Des scientifiques japonais, après des décennies d’observations sur le secret des centenaires, ont peut-être mis le doigt sur un élément fondamental. Une étude menée à la faculté Keiō de Tokyo, publiée l'été passé dans Nature, révèle que le microbiote intestinal des personnes âgées de 100 ans révèlerait une population bactérienne unique. Ces bactéries ont la faculté de produire des acides biliaires secondaires, contribuant à protéger contre certains agents pathogènes résistants. Un équilibre bénéfique entre ces bactéries et l’hôte semble crucial pour maintenir une flore intestinale saine.
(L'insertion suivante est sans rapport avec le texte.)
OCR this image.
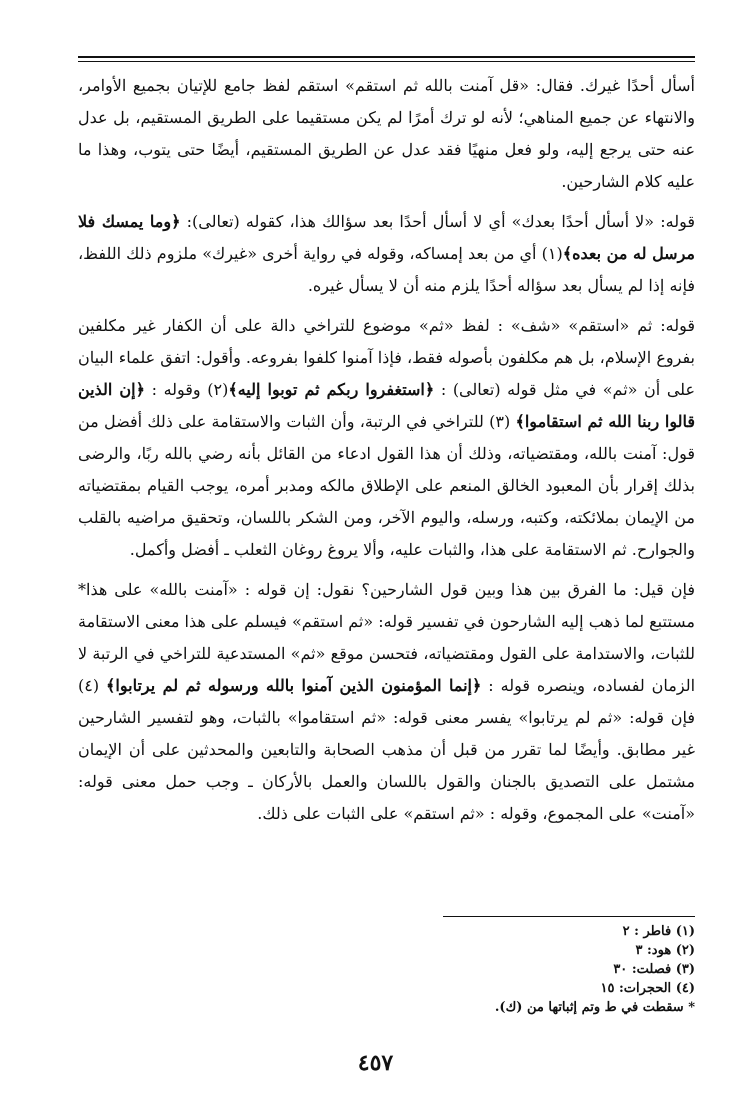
أسأل أحدًا غيرك. فقال: «قل آمنت بالله ثم استقم» استقم لفظ جامع للإتيان بجميع الأوامر، والانتهاء عن جميع المناهي؛ لأنه لو ترك أمرًا لم يكن مستقيما على الطريق المستقيم، بل عدل عنه حتى يرجع إليه، ولو فعل منهيًا فقد عدل عن الطريق المستقيم، أيضًا حتى يتوب، وهذا ما عليه كلام الشارحين.

قوله: «لا أسأل أحدًا بعدك» أي لا أسأل أحدًا بعد سؤالك هذا، كقوله (تعالى): ﴿وما يمسك فلا مرسل له من بعده﴾(١) أي من بعد إمساكه، وقوله في رواية أخرى «غيرك» ملزوم ذلك اللفظ، فإنه إذا لم يسأل بعد سؤاله أحدًا يلزم منه أن لا يسأل غيره.

قوله: ثم «استقم» «شف» : لفظ «ثم» موضوع للتراخي دالة على أن الكفار غير مكلفين بفروع الإسلام، بل هم مكلفون بأصوله فقط، فإذا آمنوا كلفوا بفروعه. وأقول: اتفق علماء البيان على أن «ثم» في مثل قوله (تعالى) : ﴿استغفروا ربكم ثم توبوا إليه﴾(٢) وقوله : ﴿إن الذين قالوا ربنا الله ثم استقاموا﴾ (٣) للتراخي في الرتبة، وأن الثبات والاستقامة على ذلك أفضل من قول: آمنت بالله، ومقتضياته، وذلك أن هذا القول ادعاء من القائل بأنه رضي بالله ربًا، والرضى بذلك إقرار بأن المعبود الخالق المنعم على الإطلاق مالكه ومدبر أمره، يوجب القيام بمقتضياته من الإيمان بملائكته، وكتبه، ورسله، واليوم الآخر، ومن الشكر باللسان، وتحقيق مراضيه بالقلب والجوارح. ثم الاستقامة على هذا، والثبات عليه، وألا يروغ روغان الثعلب ـ أفضل وأكمل.

فإن قيل: ما الفرق بين هذا وبين قول الشارحين؟ نقول: إن قوله : «آمنت بالله» على هذا* مستتبع لما ذهب إليه الشارحون في تفسير قوله: «ثم استقم» فيسلم على هذا معنى الاستقامة للثبات، والاستدامة على القول ومقتضياته، فتحسن موقع «ثم» المستدعية للتراخي في الرتبة لا الزمان لفساده، وينصره قوله : ﴿إنما المؤمنون الذين آمنوا بالله ورسوله ثم لم يرتابوا﴾ (٤) فإن قوله: «ثم لم يرتابوا» يفسر معنى قوله: «ثم استقاموا» بالثبات، وهو لتفسير الشارحين غير مطابق. وأيضًا لما تقرر من قبل أن مذهب الصحابة والتابعين والمحدثين على أن الإيمان مشتمل على التصديق بالجنان والقول باللسان والعمل بالأركان ـ وجب حمل معنى قوله: «آمنت» على المجموع، وقوله : «ثم استقم» على الثبات على ذلك.

(١) فاطر : ٢
(٢) هود: ٣
(٣) فصلت: ٣٠
(٤) الحجرات: ١٥
* سقطت في ط وتم إثباتها من (ك).
٤٥٧
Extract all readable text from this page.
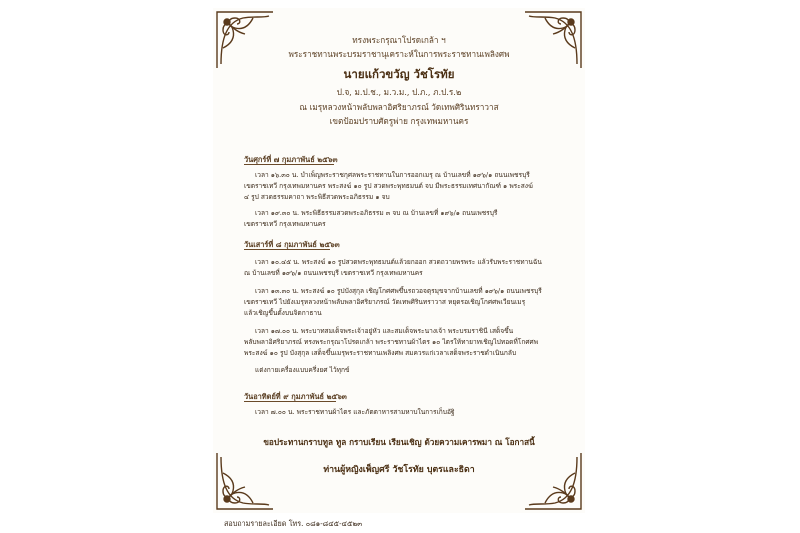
ทรงพระกรุณาโปรดเกล้า ฯ
พระราชทานพระบรมราชานุเคราะห์ในการพระราชทานเพลิงศพ
นายแก้วขวัญ วัชโรทัย
ป.จ, ม.ป.ช., ม.ว.ม., ป.ภ., ภ.ป.ร.๒
ณ เมรุหลวงหน้าพลับพลาอิศริยาภรณ์ วัดเทพศิรินทราวาส
เขตป้อมปราบศัตรูพ่าย กรุงเทพมหานคร
วันศุกร์ที่ ๗ กุมภาพันธ์ ๒๕๖๓
เวลา ๑๖.๓๐ น. บำเพ็ญพระราชกุศลพระราชทานในการออกเมรุ ณ บ้านเลขที่ ๑๙๖/๑ ถนนเพชรบุรี
เขตราชเทวี กรุงเทพมหานคร พระสงฆ์ ๑๐ รูป สวดพระพุทธมนต์ จบ มีพระธรรมเทศนากัณฑ์ ๑ พระสงฆ์
๔ รูป สวดธรรมคาถา พระพิธีสวดพระอภิธรรม ๑ จบ
เวลา ๑๙.๓๐ น. พระพิธีธรรมสวดพระอภิธรรม ๓ จบ ณ บ้านเลขที่ ๑๙๖/๑ ถนนเพชรบุรี
เขตราชเทวี กรุงเทพมหานคร
วันเสาร์ที่ ๘ กุมภาพันธ์ ๒๕๖๓
เวลา ๑๐.๔๕ น. พระสงฆ์ ๑๐ รูปสวดพระพุทธมนต์แล้วยกออก สวดถวายพรพระ แล้วรับพระราชทานฉัน
ณ บ้านเลขที่ ๑๙๖/๑ ถนนเพชรบุรี เขตราชเทวี กรุงเทพมหานคร
เวลา ๑๓.๓๐ น. พระสงฆ์ ๑๐ รูปบังสุกุล เชิญโกศศพขึ้นรถวอจตุรมุขจากบ้านเลขที่ ๑๙๖/๑ ถนนเพชรบุรี
เขตราชเทวี ไปยังเมรุหลวงหน้าพลับพลาอิศริยาภรณ์ วัดเทพศิรินทราวาส หยุดรอเชิญโกศศพเวียนเมรุ
แล้วเชิญขึ้นตั้งบนจิตกาธาน
เวลา ๑๗.๐๐ น. พระบาทสมเด็จพระเจ้าอยู่หัว และสมเด็จพระนางเจ้า พระบรมราชินี เสด็จขึ้น
พลับพลาอิศริยาภรณ์ ทรงพระกรุณาโปรดเกล้า พระราชทานผ้าไตร ๑๐ ไตรให้ทายาทเชิญไปทอดที่โกศศพ
พระสงฆ์ ๑๐ รูป บังสุกุล เสด็จขึ้นเมรุพระราชทานเพลิงศพ สมควรแก่เวลาเสด็จพระราชดำเนินกลับ
แต่งกายเครื่องแบบครึ่งยศ ไว้ทุกข์
วันอาทิตย์ที่ ๙ กุมภาพันธ์ ๒๕๖๓
เวลา ๗.๐๐ น. พระราชทานผ้าไตร และภัตตาหารสามหาบในการเก็บอัฐิ
ขอประทานกราบทูล ทูล กราบเรียน เรียนเชิญ ด้วยความเคารพมา ณ โอกาสนี้
ท่านผู้หญิงเพ็ญศรี วัชโรทัย บุตรและธิดา
สอบถามรายละเอียด โทร. ๐๘๑-๘๔๕-๔๕๒๓
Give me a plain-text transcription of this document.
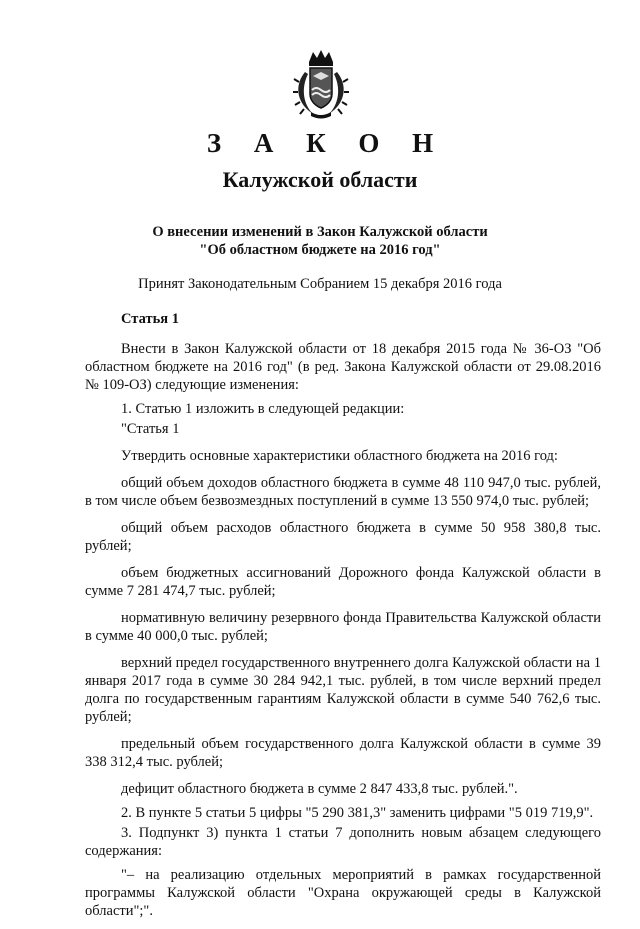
З А К О Н
Калужской области
О внесении изменений в Закон Калужской области
"Об областном бюджете на 2016 год"
Принят Законодательным Собранием 15 декабря 2016 года
Статья 1

Внести в Закон Калужской области от 18 декабря 2015 года № 36-ОЗ "Об областном бюджете на 2016 год" (в ред. Закона Калужской области от 29.08.2016 № 109-ОЗ) следующие изменения:

1. Статью 1 изложить в следующей редакции:

"Статья 1

Утвердить основные характеристики областного бюджета на 2016 год:

общий объем доходов областного бюджета в сумме 48 110 947,0 тыс. рублей, в том числе объем безвозмездных поступлений в сумме 13 550 974,0 тыс. рублей;

общий объем расходов областного бюджета в сумме 50 958 380,8 тыс. рублей;

объем бюджетных ассигнований Дорожного фонда Калужской области в сумме 7 281 474,7 тыс. рублей;

нормативную величину резервного фонда Правительства Калужской области в сумме 40 000,0 тыс. рублей;

верхний предел государственного внутреннего долга Калужской области на 1 января 2017 года в сумме 30 284 942,1 тыс. рублей, в том числе верхний предел долга по государственным гарантиям Калужской области в сумме 540 762,6 тыс. рублей;

предельный объем государственного долга Калужской области в сумме 39 338 312,4 тыс. рублей;

дефицит областного бюджета в сумме 2 847 433,8 тыс. рублей.".

2. В пункте 5 статьи 5 цифры "5 290 381,3" заменить цифрами "5 019 719,9".

3. Подпункт 3) пункта 1 статьи 7 дополнить новым абзацем следующего содержания:

"– на реализацию отдельных мероприятий в рамках государственной программы Калужской области "Охрана окружающей среды в Калужской области";".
Le microbiote, un reflet de notre santé
Cette découverte renforce les hypothèses de chercheurs comme le Pr Paul O'Toole, microbiologiste à l'université de Cork, qui soutiennent que notre microbiote peut influencer notre vieillissement. Joël Doré, directeur de recherche à l'Institut Micalis de l'Inrae, souligne que le vieillissement s’accompagne souvent d’une altération du microbiote, provoquant une diminution de sa diversité et de sa richesse, ce qui pourrait affaiblir la réponse immunitaire face à diverses maladies.
Réguler son microbiote pour une meilleure santé
Les milliards de micro-organismes dans nos intestins vont bien au-delà de la digestion. Ils interagissent avec notre système immunitaire et influencent nos fonctions métaboliques et neurologiques. Un déséquilibre, ou dysbiose, pourrait potentiellement mener à des pathologies telles que l'inflammation chronique ou des maladies cardiaques.
Jean-Paul Motta, chercheur à l'Inserm, rappelle qu'il n'existe pas de composition universelle de microbiote garantissant une vie longue et en santé. Les approches thérapeutiques, comme les prébiotiques et les transplantations fécales, voient le jour. Pour favoriser son microbiote, une diète riche en fibres, variée et à base de plantes est recommandée. Éventuellement, essayez des prébiotiques pendant un mois et ajustez selon vos ressentis.
Le jeûne, une approche prometteuse
Le jeûne, qu'il soit intermittent ou séquentiel, est également une méthode dont les bénéfices semblent se confirmer à travers plusieurs études. Ce processus pourrait activer des mécanismes de réparation et de protection cellulaires, contribuant ainsi à ralentir le vieillissement. Pratiquer le jeûne implique de s'abstenir de nourriture pendant 14 à 16 heures, tout en restant bien hydraté et en respectant les apports nutritionnels quotidiens lors de repas réduits.